KUALA LUMPUR: As the authorities step up their aggressive campaign to round up the more than two million illegals all over the country in a bid to better regulate the foreign workforce, they are slowly finding themselves in a bind.
They are beginning to see the same problems they encountered in 2004, when a massive operation to flush out 1.2 million undocumented workers resulted in a different set of headaches for them.
The nation’s 13 Immigration detention depots can hold no more than 50,000. And, at the rate the enforcers are picking them up, these centres will be filled to the brim long before they reach the numbers they are hoping to send home.
Insiders involved in the massive operation told the New Straits Times that one of the possible stumbling blocks in expediting the repatriation of these workers is that some governments of the source countries may not acknowledge the illegal workers as their citizens.
Deputy Home Minister Datuk Nur Jazlan Mohamed told the NST that the government would, if needed, engage these governments to facilitate the repatriation of illegal workers.
“We will ask for their help if there is a need for it, especially when we need them to verify the workers’ citizenship and issue them with travel papers for them to be deported.”
Meanwhile, Indonesian ambassador to Malaysia Herman Prayitno told the NST that Jakarta would do all it could to help with the repatriation of its citizens staying in the country illegally. Its embassy here, he added, would issue the necessary papers to its citizens for both the rehiring and repatriation exercises.
Nur Jazlan said the government would not scale back its operations in anticipation of logistical problems.
“We will look for alternatives to cope with the numbers and we will not stop until all the illegals are sent back to their respective countries.
“If we need to move them from state to state, we will. We also have our prisons. What is important for us now is to locate and detain all the illegal workers,” he said.
Nur Jazlan said keeping them for longer than necessary would not only pose a problem with overcrowding at the depots, but the country would also have to fork out more for their sustenance.
It is understood that it costs RM25 a day to feed each illegal immigrant detained at the depots.
The country spent no less than RM13 million in 2014 alone to repatriate illegals just from Sabah.
Between 2007 and 2009, the government spent RM30.2 million to repatriate 154,729 illegal immigrants.
The government will also pick up the tab for this round of repatriation.

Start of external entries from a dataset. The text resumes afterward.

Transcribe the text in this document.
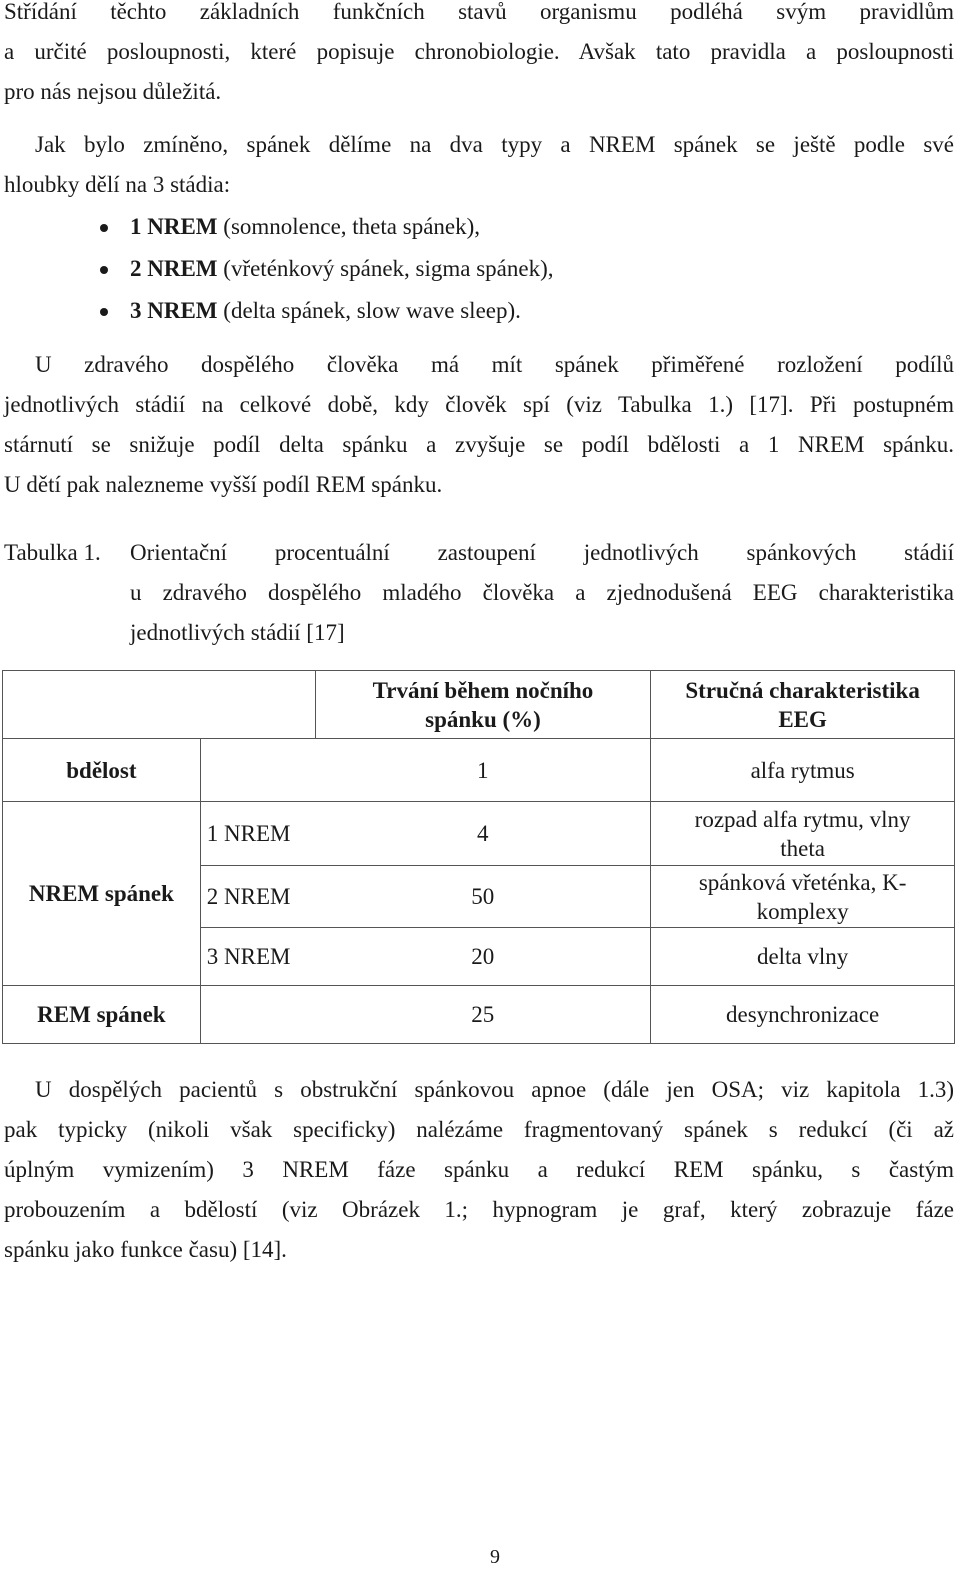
Střídání těchto základních funkčních stavů organismu podléhá svým pravidlům
a určité posloupnosti, které popisuje chronobiologie. Avšak tato pravidla a posloupnosti
pro nás nejsou důležitá.

Jak bylo zmíněno, spánek dělíme na dva typy a NREM spánek se ještě podle své
hloubky dělí na 3 stádia:

1 NREM (somnolence, theta spánek),
2 NREM (vřeténkový spánek, sigma spánek),
3 NREM (delta spánek, slow wave sleep).

U zdravého dospělého člověka má mít spánek přiměřené rozložení podílů
jednotlivých stádií na celkové době, kdy člověk spí (viz Tabulka 1.) [17]. Při postupném
stárnutí se snižuje podíl delta spánku a zvyšuje se podíl bdělosti a 1 NREM spánku.
U dětí pak nalezneme vyšší podíl REM spánku.

Tabulka 1. Orientační procentuální zastoupení jednotlivých spánkových stádií
u zdravého dospělého mladého člověka a zjednodušená EEG charakteristika
jednotlivých stádií [17]
		Trvání během nočního
spánku (%)	Stručná charakteristika
EEG
bdělost		1	alfa rytmus
NREM spánek	1 NREM	4	rozpad alfa rytmu, vlny
theta
	2 NREM	50	spánková vřeténka, K-
komplexy
	3 NREM	20	delta vlny
REM spánek		25	desynchronizace

U dospělých pacientů s obstrukční spánkovou apnoe (dále jen OSA; viz kapitola 1.3)
pak typicky (nikoli však specificky) nalézáme fragmentovaný spánek s redukcí (či až
úplným vymizením) 3 NREM fáze spánku a redukcí REM spánku, s častým
probouzením a bdělostí (viz Obrázek 1.; hypnogram je graf, který zobrazuje fáze
spánku jako funkce času) [14].

9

While illegal Indonesians are sent back via sea, others will be flown home.
“The government will bear the cost of sending them back. So, we do our best to keep them out.

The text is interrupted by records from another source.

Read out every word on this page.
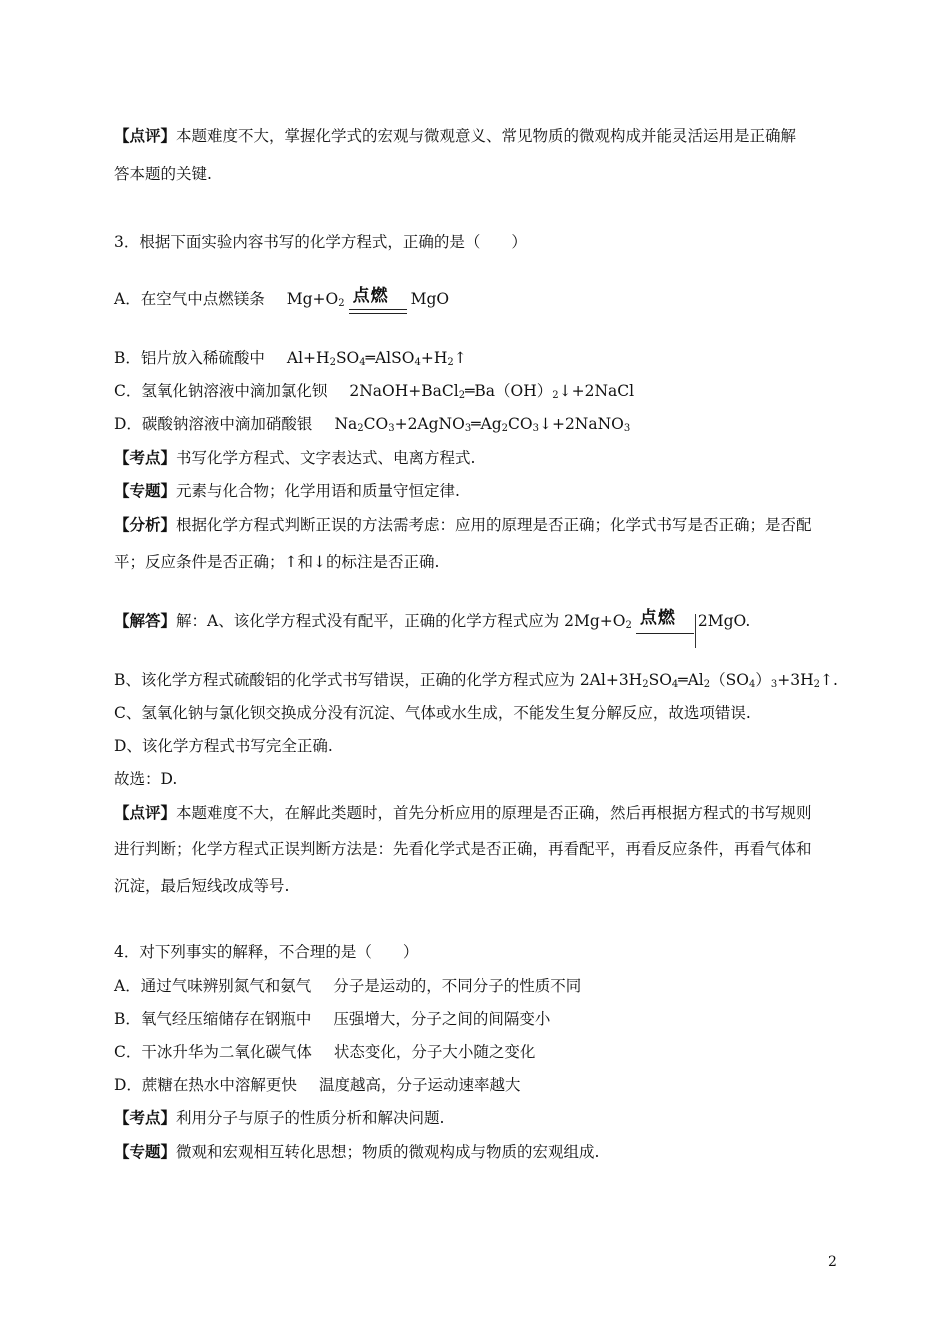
【点评】本题难度不大，掌握化学式的宏观与微观意义、常见物质的微观构成并能灵活运用是正确解
答本题的关键.
3．根据下面实验内容书写的化学方程式，正确的是（　　）
A．在空气中点燃镁条 $Mg+O_2$ 点燃 MgO
B．铝片放入稀硫酸中 $Al+H_2SO_4═AlSO_4+H_2↑$
C．氢氧化钠溶液中滴加氯化钡 $2NaOH+BaCl_2═Ba(OH)_2↓+2NaCl$
D．碳酸钠溶液中滴加硝酸银 $Na_2CO_3+2AgNO_3═Ag_2CO_3↓+2NaNO_3$
【考点】书写化学方程式、文字表达式、电离方程式.
【专题】元素与化合物；化学用语和质量守恒定律.
【分析】根据化学方程式判断正误的方法需考虑：应用的原理是否正确；化学式书写是否正确；是否配
平；反应条件是否正确；↑和↓的标注是否正确.
【解答】解：A、该化学方程式没有配平，正确的化学方程式应为 $2Mg+O_2$ 点燃 2MgO.
B、该化学方程式硫酸铝的化学式书写错误，正确的化学方程式应为 $2Al+3H_2SO_4═Al_2(SO_4)_3+3H_2↑$.
C、氢氧化钠与氯化钡交换成分没有沉淀、气体或水生成，不能发生复分解反应，故选项错误.
D、该化学方程式书写完全正确.
故选：D.
【点评】本题难度不大，在解此类题时，首先分析应用的原理是否正确，然后再根据方程式的书写规则
进行判断；化学方程式正误判断方法是：先看化学式是否正确，再看配平，再看反应条件，再看气体和
沉淀，最后短线改成等号.
4．对下列事实的解释，不合理的是（　　）
A．通过气味辨别氮气和氨气 分子是运动的，不同分子的性质不同
B．氧气经压缩储存在钢瓶中 压强增大，分子之间的间隔变小
C．干冰升华为二氧化碳气体 状态变化，分子大小随之变化
D．蔗糖在热水中溶解更快 温度越高，分子运动速率越大
【考点】利用分子与原子的性质分析和解决问题.
【专题】微观和宏观相互转化思想；物质的微观构成与物质的宏观组成.
2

“Even though the government will bear the cost of repatriating the illegals, it costs less than keeping them in depots for months,” he said, adding that most illegals without travel papers were Indonesians
who usually enter the country via boats.
The rest, he said, were mainly those who had entered the country via legal channels, only to have their papers expire.
Nur Jazlan said the government had yet to determine the exact number of illegal workers in the country, although it acknowledged that the number was massive.
He said the government was
hoping to determine the exact number of illegal foreign workers at the end of the rehiring programme, which would serve to legalise those who had overstayed.
Nur Jazlan said employers
harbouring illegal immigrants would not be treated with kid gloves as the authorities would hold
them liable for being part of the problem.